Armenia's Fallen Hero Tries To Recover in Second Term
Ter-Petrossian, who once defied Moscow, barely won reelection
There is a poster left over from last month's presidential elections here that still adorns the windows of some shops whose owners are especially keen to display their support for Armenia's government.
It shows President Levon Ter-Petrossian pensive but purposeful, his head bowed by the burdens of office, but nonetheless striding in a determined manner toward his goal.
The image is an unusual departure from standard electoral propaganda pictures, which more frequently offer a full-face, straight-ahead stare from a candidate. But one disgruntled Armenian voter had an explanation for the photograph: "He doesn't dare look us in the eye."
For the elections are over, and Mr. Ter-Petrossian is still president because he rigged the vote, according to foreign diplomats and international poll monitors. And that, they say, is disappointing in a man who once enjoyed heroic status as a courageous democrat who defied the Soviet power to lead Armenia to independence.
Five years after he was elected as modern Armenia's first president, Ter-Petrossian's reputation is badly tarnished both at home and abroad. But the democrat-turned-autocrat will concentrate on winning back public approval during his second term, his aides say.
Certainly his first term has not been an easy one. He led his country to victory on the ground against neighboring Azerbaijan, winning control over the predominantly Armenian enclave of Nagorno-Karabakh after six years of fighting. Hemmed in by enemies, he has securely anchored Armenia's place as a sovereign nation in the world community. And he has steered the economy through free market reforms to the first stirrings of recovery after several years of depression.
But even with these significant past achievements, Ter-Petrossian has clearly lost the overwhelming popular affection and support that swept him to victory at the last presidential elections in 1991, when he took 86 percent of the vote.
By the narrowest of margins
On Sept. 22, even by the disputed official count, he barely scraped to a first-round victory with 51.8 per cent.

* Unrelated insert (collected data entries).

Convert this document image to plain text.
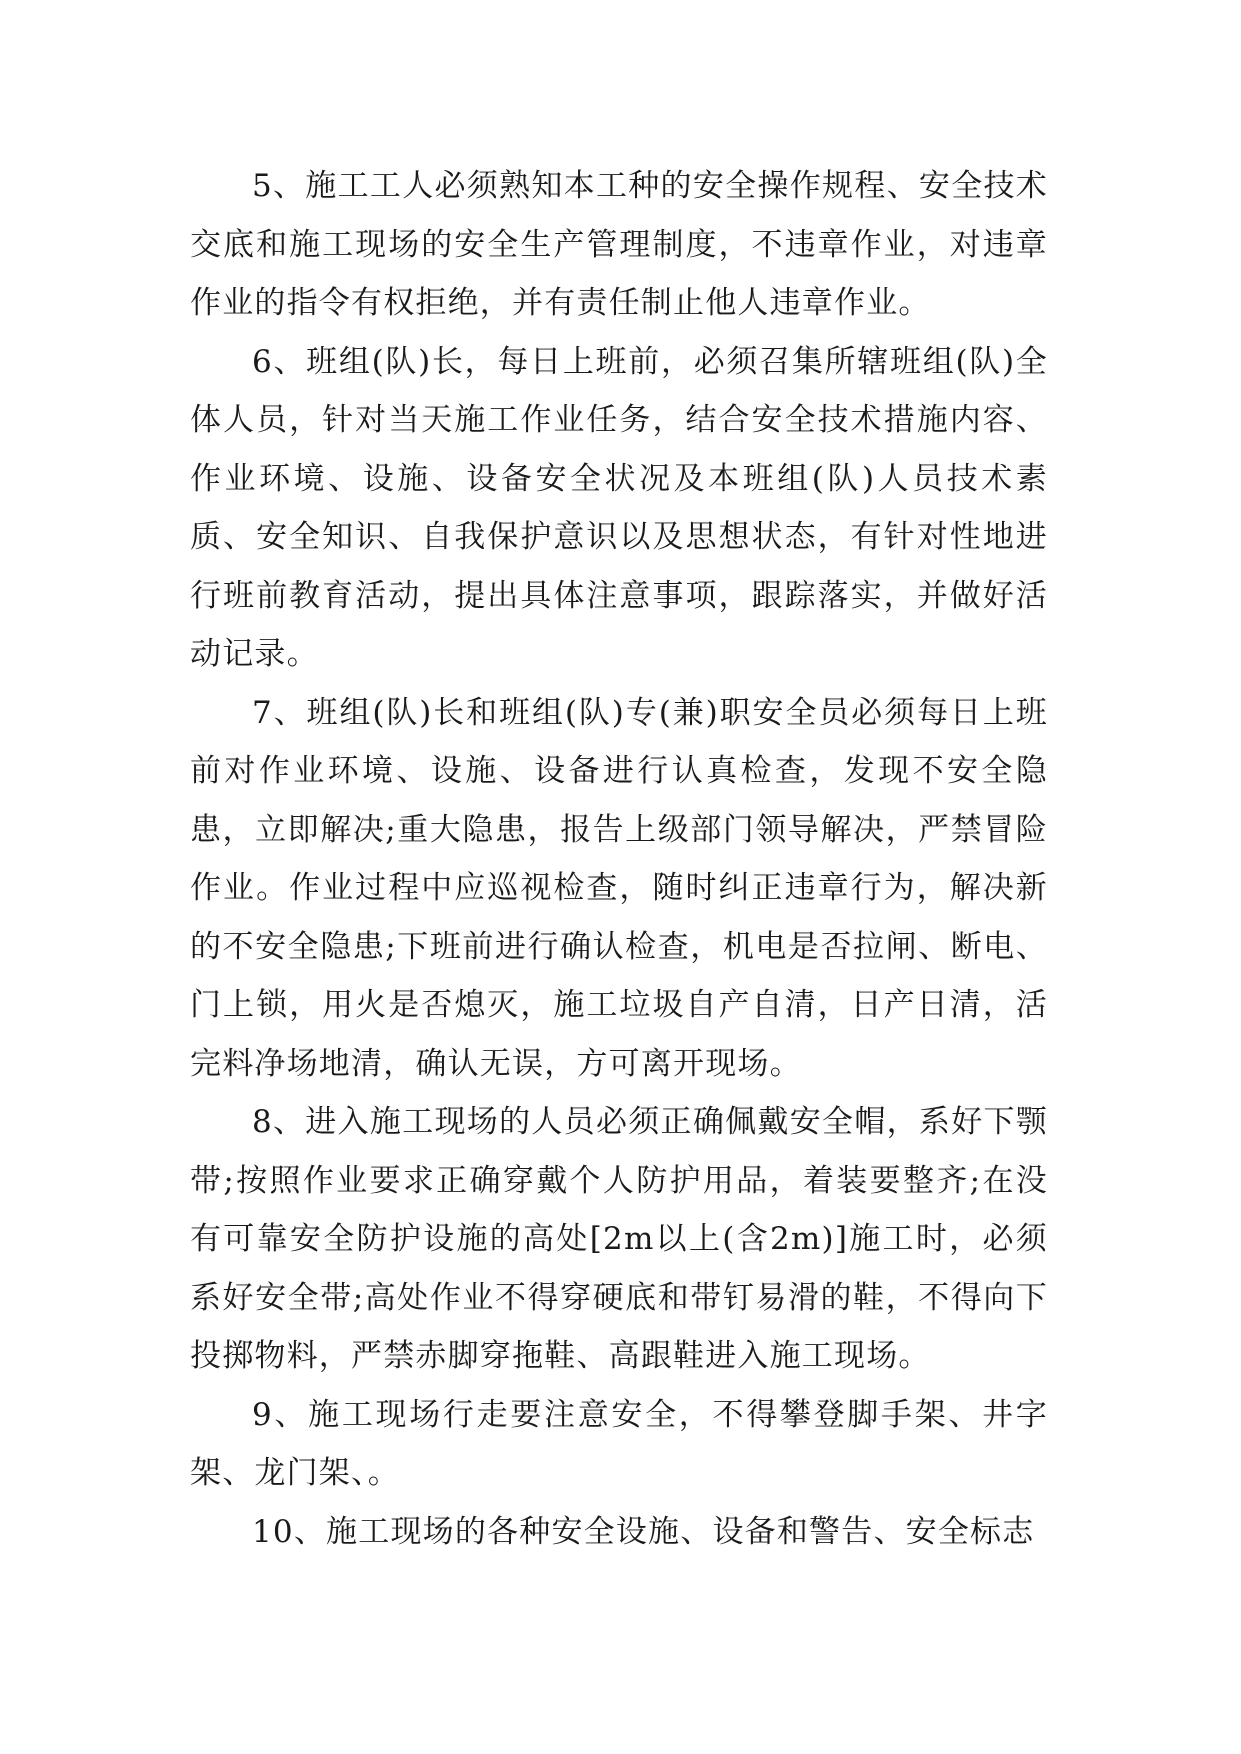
5、施工工人必须熟知本工种的安全操作规程、安全技术交底和施工现场的安全生产管理制度，不违章作业，对违章作业的指令有权拒绝，并有责任制止他人违章作业。

6、班组(队)长，每日上班前，必须召集所辖班组(队)全体人员，针对当天施工作业任务，结合安全技术措施内容、作业环境、设施、设备安全状况及本班组(队)人员技术素质、安全知识、自我保护意识以及思想状态，有针对性地进行班前教育活动，提出具体注意事项，跟踪落实，并做好活动记录。

7、班组(队)长和班组(队)专(兼)职安全员必须每日上班前对作业环境、设施、设备进行认真检查，发现不安全隐患，立即解决;重大隐患，报告上级部门领导解决，严禁冒险作业。作业过程中应巡视检查，随时纠正违章行为，解决新的不安全隐患;下班前进行确认检查，机电是否拉闸、断电、门上锁，用火是否熄灭，施工垃圾自产自清，日产日清，活完料净场地清，确认无误，方可离开现场。

8、进入施工现场的人员必须正确佩戴安全帽，系好下颚带;按照作业要求正确穿戴个人防护用品，着装要整齐;在没有可靠安全防护设施的高处[2m以上(含2m)]施工时，必须系好安全带;高处作业不得穿硬底和带钉易滑的鞋，不得向下投掷物料，严禁赤脚穿拖鞋、高跟鞋进入施工现场。

9、施工现场行走要注意安全，不得攀登脚手架、井字架、龙门架、。

10、施工现场的各种安全设施、设备和警告、安全标志
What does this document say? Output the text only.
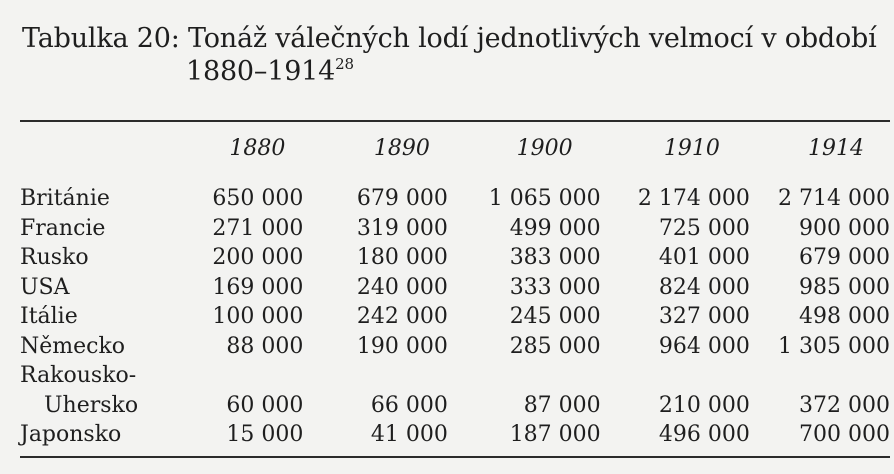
Tabulka 20: Tonáž válečných lodí jednotlivých velmocí v období
1880–1914$^{28}$
	1880	1890	1900	1910	1914
Británie	650 000	679 000	1 065 000	2 174 000	2 714 000
Francie	271 000	319 000	499 000	725 000	900 000
Rusko	200 000	180 000	383 000	401 000	679 000
USA	169 000	240 000	333 000	824 000	985 000
Itálie	100 000	242 000	245 000	327 000	498 000
Německo	88 000	190 000	285 000	964 000	1 305 000
Rakousko-					
Uhersko	60 000	66 000	87 000	210 000	372 000
Japonsko	15 000	41 000	187 000	496 000	700 000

His critics say that the president simply took the people's support for granted. Until compelled to do so by the election campaign, Ter-Petrossian rarely travelled outside Yerevan, the capital of his mountainous country. In fact, he hardly even appeared on television to explain to an increasingly restless electorate what he was doing.
This aloofness is a far cry from the early days of Armenia's struggle against Moscow, when Ter-Petrossian became the voice of independence from the Soviet Union, the man whose slow, modulated speaking style could hold the attention of crowds hundreds of thousands strong.
An obscure linguist who had worked for years as a specialist in Oriental languages at a library of rare manuscripts in Yerevan, Ter-Petrossian captured Armenia's and the world's imagination in the late 1980s and early 1990s, as he moved to the forefront of his tiny nation's struggle against the Soviet Goliath. A six- month spell in a Moscow jail for his activities only enhanced his image.
But since winning independence and the presidency, Ter-Petrossian has surrounded himself with an ever-narrower group of advisers and senior ministers. Many Armenians, reluctant to blame Ter-Petrossian, attribute the country's ills to his cronies.
Regardless, Ter-Petrossian has presided over parliamentary elections last year that were widely denounced as unfair, banned one of the most influential opposition parties by decree, and now locked up his political rivals in the wake of violent protests against the election count
The result is an atmosphere so tense that it is hard to find anybody in Yerevan prepared to express an opinion about Ter-Petrossian unless their anonymity is guaranteed.
Autocrat, or democrat with a vision?
The president himself rarely grants interviews to defend himself against charges of autocracy. But aides and supporters say he is a serious-minded man who takes no decision lightly, and for whom Armenia's national security and stability are of paramount concern.
The problem, some who know him well suggest, is that he has cloaked partisan political assaults on the opposition in the guise of national security interests.
His detractors complain that as Ter-Petrossian pursues his vision of Armenia as a regional Switzerland, a thriving and open hub for trade and transport between Asia and Europe, he has grown increasingly intolerant of anybody standing in his way.
"The country only stands to gain from a new and improved Ter-Petrossian who can show that he can take stock of his mistakes and be the president of a nation, not just a government or a political force," says former Foreign Minister Raffi Hovannisian, head of an independent think tank here.
Whether Ter-Petrossian feels the need to restore his democratic credentials, and whether he can find way to do so, has yet to be seen.
In the meantime, says one prominent political figure who asked not to be identified, "He didn't want to lose his position, OK. But the way it happened, he didn't win. He lost."